Joint Chiefs chair wants Gitmo closed
The chairman of the Joint Chiefs of Staff, Adm. Mike Mullen, said Monday he wanted to see the detention facility at the U.S. Naval base in Guantanamo Bay, Cuba, closed because it damaged American’s international reputation. “I’d like to see it shut down,” Mullen said. “I believe that from the standpoint of how it reflects on us that it’s been pretty damaging.” Mullen said that legal and diplomatic hurdles prevented major problems in closing the facility, adding the legal issues “are way out of my purview” (meaning he hasn’t a clue).
Many close U.S. allies and human rights groups criticized Washington for maintaining the facility, which some say operates in stark violation to international law.
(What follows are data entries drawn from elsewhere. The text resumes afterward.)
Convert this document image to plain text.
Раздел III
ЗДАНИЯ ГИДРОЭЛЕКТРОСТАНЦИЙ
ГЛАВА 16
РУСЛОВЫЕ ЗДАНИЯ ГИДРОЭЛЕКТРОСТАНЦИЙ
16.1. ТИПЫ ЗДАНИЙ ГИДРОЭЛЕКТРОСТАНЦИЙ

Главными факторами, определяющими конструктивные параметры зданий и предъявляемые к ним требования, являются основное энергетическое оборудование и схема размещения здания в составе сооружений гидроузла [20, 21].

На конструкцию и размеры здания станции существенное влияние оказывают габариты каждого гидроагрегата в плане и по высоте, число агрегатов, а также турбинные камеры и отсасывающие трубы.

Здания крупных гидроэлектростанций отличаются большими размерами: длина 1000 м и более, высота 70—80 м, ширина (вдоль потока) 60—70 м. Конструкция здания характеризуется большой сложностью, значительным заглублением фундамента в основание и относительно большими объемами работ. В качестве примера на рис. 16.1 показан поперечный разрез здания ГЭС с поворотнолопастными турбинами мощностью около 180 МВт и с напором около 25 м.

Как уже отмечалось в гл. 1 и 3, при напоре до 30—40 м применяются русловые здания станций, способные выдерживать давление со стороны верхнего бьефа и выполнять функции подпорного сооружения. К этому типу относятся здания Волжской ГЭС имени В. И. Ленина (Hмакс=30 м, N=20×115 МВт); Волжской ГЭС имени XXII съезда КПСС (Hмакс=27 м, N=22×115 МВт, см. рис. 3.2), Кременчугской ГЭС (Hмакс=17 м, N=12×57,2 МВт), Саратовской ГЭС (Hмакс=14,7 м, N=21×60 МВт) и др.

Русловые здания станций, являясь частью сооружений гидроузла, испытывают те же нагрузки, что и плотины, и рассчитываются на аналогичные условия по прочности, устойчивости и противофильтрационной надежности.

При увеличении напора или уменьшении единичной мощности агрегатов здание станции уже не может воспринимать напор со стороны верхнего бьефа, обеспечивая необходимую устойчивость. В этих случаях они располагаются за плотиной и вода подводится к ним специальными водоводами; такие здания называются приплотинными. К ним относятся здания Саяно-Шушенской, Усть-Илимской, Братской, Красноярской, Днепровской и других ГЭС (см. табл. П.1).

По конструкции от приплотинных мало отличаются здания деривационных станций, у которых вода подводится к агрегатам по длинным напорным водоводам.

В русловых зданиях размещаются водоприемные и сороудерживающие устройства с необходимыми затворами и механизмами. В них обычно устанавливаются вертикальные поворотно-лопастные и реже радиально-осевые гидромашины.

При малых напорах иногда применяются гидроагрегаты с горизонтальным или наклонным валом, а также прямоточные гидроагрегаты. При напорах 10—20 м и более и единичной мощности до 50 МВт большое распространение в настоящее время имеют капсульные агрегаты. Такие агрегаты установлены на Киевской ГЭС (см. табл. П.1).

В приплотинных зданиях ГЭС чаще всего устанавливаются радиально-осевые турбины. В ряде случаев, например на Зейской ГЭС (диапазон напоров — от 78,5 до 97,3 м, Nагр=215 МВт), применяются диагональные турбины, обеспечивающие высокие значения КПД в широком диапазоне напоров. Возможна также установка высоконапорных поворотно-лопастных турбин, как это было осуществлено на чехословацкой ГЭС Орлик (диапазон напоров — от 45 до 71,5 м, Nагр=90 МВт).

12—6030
The facility took in its first prisoners six years ago and so far has convicted only one – Australian native David Hicks whose life sentence was reduced to 9-months on a plea bargain (GO PENTAGON RAH RAH RAH).
U.S. officials say legal and repatriation issues handicap the facility’s closure, but Mullen said that some of the high value targets, such as Sept. 11 mastermind Khalid Sheikh Mohammad, are “really, really bad people.”
But Ramzi Yousef and the five other bombers of the World Trade Center in 1993 – are “really, really bad people” currently rotting away in supermax facilities in the United States. Yousef is KSM’s nephew, launched an early plot to assassinate former Prime Minister Benazir Bhutto, and helped coordinate the oplan bojinka plot – which KSM dreamed up as a simultaneous multi-plane detonation (which has been attempted at least twice now, see Richard Reid and ask someone why you can’t take a bottle of water on a plane any more). Why is he sitting in a civilian prison while the rest of the hooligans are getting the proverbial shaft (if you know what I mean) down in ol’ GITMO?
Now maybe we’ve arrived at some sort of turning point in the development of international codes of justice. Last year, I was harping about the Blackwater USA guys in, where was it, Ramadi? Anyhow, it seems the legal system hasn’t caught up to the 21st century yet. I wrote last week that the U.S. judicial system must be employed as long as the civilian courts are open and functioning. Is that the answer here with these GITMO guys, or do we stuff the KSMs away in perpetuity in hopes of drawing out all their dirty little secrets with a bucket of water and a nice, soft cotton towel stuffed in their mouth? Veritas, or better yet, in vino veritas (literally, in wine, truth). Maybe that’s the key, eh?